1. Como o sistema de dádivas se conecta a relação religião/natureza?           

 

            Há um quadro de relativa ameaça e preocupação sobre o meio ambiente no mundo global que precisamos compreender suas nuances diante da oposição que alguns grupos se posicionam. Dizemos relativa porque tratados são feitos e desrespeitados, acordos são levantados e descumpridos, milhões de investimentos em pactos para salvar o mundo de uma hecatombe global mobilizam diversos profissionais, cientistas e interessados, mas quase sempre se chocam com os interesses econômicos. A bola da vez agora será a Conferência das Nações Unidas sobre as Mudanças Climáticas de 2025 ou simplesmente, COP 30 (já é a trigésima tentativa de conscientizar os dirigentes e grandes empresários (potenciais exploradores dos recursos naturais) a se mobilizarem com a questão.

 

            Segundo Leonardo Boff, a existência desse quadro preocupante está na pauta do dia, na mesa de negociações sobre o meio ambiente e o impacto aos seres vivos de modo geral. Diane do exposto, a modernidade constituiu um mito expresso sob a égide do progresso e tecnologia para todos. O autor ao reconhecer os avanços científicos e tecnológicos para a vida humana quer chamar a atenção para o problema do desenvolvimento em escala linear e esgotamento dos recursos naturais às futuras gerações. O frei denuncia que o espírito desenvolvimentista execrou uma camada social enquanto beneficiava uma elite detentora dos meios de produção.

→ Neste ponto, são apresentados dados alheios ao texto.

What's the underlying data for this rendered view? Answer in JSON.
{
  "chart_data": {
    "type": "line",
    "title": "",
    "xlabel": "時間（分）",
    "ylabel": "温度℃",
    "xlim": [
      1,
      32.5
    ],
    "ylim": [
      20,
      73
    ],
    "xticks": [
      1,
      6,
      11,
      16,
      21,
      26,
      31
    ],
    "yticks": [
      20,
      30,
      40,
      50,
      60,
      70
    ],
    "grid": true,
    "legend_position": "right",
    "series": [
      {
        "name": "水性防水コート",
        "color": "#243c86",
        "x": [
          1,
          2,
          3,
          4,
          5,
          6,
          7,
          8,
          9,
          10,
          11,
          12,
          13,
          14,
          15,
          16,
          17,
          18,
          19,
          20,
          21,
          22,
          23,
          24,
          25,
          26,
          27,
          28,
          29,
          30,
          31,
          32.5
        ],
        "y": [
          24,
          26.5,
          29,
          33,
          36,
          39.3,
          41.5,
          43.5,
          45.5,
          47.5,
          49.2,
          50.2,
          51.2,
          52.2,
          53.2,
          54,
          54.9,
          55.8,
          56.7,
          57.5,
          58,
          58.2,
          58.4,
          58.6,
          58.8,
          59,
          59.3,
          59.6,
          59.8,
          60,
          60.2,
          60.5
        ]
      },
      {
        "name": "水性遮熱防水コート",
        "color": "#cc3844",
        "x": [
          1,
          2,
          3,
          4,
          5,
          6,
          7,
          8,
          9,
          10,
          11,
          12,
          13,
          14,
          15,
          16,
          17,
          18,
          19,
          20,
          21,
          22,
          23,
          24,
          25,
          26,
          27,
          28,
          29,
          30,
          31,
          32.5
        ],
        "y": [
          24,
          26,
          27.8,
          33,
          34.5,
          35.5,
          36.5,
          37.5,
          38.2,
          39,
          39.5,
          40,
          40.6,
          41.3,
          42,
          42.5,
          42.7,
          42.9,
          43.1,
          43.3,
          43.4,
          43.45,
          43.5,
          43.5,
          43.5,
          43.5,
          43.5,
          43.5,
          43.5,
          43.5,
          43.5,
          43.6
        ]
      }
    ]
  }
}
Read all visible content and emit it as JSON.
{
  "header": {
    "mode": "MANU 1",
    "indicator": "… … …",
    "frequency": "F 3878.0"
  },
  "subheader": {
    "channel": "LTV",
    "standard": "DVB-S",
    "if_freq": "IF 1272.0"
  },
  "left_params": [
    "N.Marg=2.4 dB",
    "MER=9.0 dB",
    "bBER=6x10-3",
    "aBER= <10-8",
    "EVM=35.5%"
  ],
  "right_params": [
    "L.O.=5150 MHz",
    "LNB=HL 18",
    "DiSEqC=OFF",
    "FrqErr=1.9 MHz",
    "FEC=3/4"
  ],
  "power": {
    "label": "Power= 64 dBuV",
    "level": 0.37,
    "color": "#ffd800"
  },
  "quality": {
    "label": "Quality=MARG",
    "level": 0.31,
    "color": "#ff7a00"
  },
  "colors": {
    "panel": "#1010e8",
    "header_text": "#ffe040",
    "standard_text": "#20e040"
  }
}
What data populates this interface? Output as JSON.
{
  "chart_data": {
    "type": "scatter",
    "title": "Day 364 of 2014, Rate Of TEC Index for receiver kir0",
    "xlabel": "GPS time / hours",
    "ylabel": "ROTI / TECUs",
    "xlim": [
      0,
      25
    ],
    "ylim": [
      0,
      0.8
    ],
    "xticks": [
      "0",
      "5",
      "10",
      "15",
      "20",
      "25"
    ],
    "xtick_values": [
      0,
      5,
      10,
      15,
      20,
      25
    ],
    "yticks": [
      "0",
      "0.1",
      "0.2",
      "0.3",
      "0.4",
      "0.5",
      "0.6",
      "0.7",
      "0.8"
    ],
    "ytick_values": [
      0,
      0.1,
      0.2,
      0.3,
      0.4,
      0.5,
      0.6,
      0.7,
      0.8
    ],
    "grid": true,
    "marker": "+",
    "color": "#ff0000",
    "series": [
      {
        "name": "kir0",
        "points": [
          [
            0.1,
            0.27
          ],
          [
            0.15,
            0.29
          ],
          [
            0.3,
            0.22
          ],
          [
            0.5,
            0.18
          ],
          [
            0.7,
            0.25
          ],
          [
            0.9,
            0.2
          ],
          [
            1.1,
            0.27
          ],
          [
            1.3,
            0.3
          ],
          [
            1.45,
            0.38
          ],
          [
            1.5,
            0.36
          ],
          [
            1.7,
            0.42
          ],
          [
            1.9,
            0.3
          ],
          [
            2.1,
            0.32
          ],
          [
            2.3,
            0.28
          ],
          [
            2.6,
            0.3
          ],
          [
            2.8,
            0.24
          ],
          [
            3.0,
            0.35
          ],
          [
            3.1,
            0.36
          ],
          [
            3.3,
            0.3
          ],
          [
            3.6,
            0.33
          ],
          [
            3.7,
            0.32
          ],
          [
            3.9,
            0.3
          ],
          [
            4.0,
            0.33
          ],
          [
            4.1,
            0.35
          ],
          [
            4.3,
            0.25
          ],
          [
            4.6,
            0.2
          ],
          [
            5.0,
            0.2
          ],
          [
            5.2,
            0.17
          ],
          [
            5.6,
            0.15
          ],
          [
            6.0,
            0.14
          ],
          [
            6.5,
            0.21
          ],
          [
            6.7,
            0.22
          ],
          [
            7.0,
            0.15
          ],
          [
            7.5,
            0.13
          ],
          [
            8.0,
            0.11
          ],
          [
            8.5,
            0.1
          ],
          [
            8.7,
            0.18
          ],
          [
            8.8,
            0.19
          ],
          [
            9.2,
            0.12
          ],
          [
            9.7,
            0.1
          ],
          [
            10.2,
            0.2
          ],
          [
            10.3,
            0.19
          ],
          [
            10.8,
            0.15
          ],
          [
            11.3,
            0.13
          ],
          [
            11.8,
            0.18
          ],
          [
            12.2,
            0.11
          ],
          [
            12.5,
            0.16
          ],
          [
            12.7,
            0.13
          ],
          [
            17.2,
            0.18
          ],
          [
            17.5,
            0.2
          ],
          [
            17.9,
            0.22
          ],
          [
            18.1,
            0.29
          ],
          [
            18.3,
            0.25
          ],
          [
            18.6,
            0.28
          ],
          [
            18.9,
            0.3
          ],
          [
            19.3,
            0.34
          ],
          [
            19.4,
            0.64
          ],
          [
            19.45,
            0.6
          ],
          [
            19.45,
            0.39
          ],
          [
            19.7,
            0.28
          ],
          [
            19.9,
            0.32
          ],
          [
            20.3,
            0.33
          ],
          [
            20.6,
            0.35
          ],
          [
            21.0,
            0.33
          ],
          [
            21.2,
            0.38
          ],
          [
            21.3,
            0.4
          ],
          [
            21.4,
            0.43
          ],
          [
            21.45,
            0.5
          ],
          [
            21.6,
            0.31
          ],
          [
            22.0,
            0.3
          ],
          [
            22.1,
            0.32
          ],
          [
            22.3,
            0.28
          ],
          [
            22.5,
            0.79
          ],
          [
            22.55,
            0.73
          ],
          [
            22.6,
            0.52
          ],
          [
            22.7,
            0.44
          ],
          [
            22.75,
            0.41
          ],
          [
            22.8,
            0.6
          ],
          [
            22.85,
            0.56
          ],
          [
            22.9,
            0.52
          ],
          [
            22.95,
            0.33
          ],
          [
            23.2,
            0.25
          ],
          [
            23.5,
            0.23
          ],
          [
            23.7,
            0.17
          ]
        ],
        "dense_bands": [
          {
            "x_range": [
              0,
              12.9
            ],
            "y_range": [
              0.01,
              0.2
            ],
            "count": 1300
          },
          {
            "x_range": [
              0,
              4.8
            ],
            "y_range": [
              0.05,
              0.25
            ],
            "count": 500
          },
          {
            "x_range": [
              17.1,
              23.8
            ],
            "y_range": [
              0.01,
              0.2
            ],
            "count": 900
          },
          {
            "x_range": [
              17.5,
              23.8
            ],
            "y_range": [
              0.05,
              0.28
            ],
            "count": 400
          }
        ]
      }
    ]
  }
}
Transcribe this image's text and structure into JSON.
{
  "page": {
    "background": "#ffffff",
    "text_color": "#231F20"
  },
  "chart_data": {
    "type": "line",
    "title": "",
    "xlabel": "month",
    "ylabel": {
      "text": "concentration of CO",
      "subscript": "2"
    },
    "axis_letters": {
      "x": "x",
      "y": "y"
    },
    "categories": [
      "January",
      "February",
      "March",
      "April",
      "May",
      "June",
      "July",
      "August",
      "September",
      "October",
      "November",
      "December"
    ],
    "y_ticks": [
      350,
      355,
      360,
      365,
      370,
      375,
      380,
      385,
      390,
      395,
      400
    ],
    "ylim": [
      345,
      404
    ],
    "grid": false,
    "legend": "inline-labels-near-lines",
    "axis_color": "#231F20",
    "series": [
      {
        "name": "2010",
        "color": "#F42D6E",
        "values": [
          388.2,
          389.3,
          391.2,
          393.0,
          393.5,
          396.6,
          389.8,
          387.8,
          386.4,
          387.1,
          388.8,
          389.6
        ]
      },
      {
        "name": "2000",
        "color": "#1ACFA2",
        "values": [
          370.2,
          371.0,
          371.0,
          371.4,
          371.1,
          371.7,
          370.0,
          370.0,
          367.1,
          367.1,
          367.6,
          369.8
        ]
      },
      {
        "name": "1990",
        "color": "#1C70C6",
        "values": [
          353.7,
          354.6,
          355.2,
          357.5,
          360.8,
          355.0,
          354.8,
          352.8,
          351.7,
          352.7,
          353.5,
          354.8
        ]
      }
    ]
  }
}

Além da dominação de uma classe sobre a outra, o problema ganhou proporções urgentes porque a natureza, segundo o autor, foi devastada e em alguns casos o problema não pode mais ser revertido o que compromete a própria existência humana.

 

          Hölderlin reage a esse embate (dilemas contemporâneos sobre a questão ecológica) sugerindo uma consciência holística participante, visto que o ser humano é parte da natureza e não algo exterior que pode desolar o meio sem que isso não o atinja. Segundo o autor os interesses particulares devem estar em acordo com os interesses coletivos formando desse modo um todo harmônico, em outras palavras, as pessoas devem abrir mão de seu egoísmo, isto é, de satisfazer seus desejos de consumo em prol da sustentabilidade do planeta. Nesse ponto os objetivos devem ser coletivos e não mais individuais, a questão que se coloca é o desenvolvimento de uma ética universal. A justificativa para criar nova ética, está na arrogância humana, na violência com que tira os recursos naturais sem levar em conta a destruição da natureza. Nas ações humanas movidas por interesse econômico. O que Hölderlin propõe, no fundo, é a imediata conjunção entre homem e natureza. Urge a necessidade por uma conscientização que é preciso salvar primeiro a natureza para salvar o homem. ­ Atender as necessidades do meio ambiente significa atender ao homem e não ao contrário.

 

            Em linhas gerais, essa discussão que tem implicações políticas, sociais e econômicas nos remete ao conceito de dádiva de Marcell Mauss e, consequentemente, trás para o debate a dimensão espiritual ou religiosa em que a religião pretendeu desde épocas arcaicas estabelecer fortes vínculos entre os indivíduos numa determinada realidade social operante. Isto é, dentro do conceito de dádiva há uma correspondência que o autor chama de trocas entre quem oferece e quem retribui. Do mesmo modo, o Candomblé e suas práticas religiosas se baseia no tripé: dá-receber-retribuir expressos em seus rituais e oferendas com a mãe-Terra. A natureza é importante para o Candomblé porque é uma religião que surge com a natureza, isto é, como lembra Eliáde, diferentemente do sagrado construído pelo homem nos seus templos, mesquitas, estupas, pirâmides, sinagogas e similares, o sagrado no Candomblé se conecta ao natural, isto é, à natureza. Uma vez que as forças mitológicas dos orixas são representações do sagrado natural e imanente a relação do homem com a natureza é fortalecida por meios de seus rituais religiosos.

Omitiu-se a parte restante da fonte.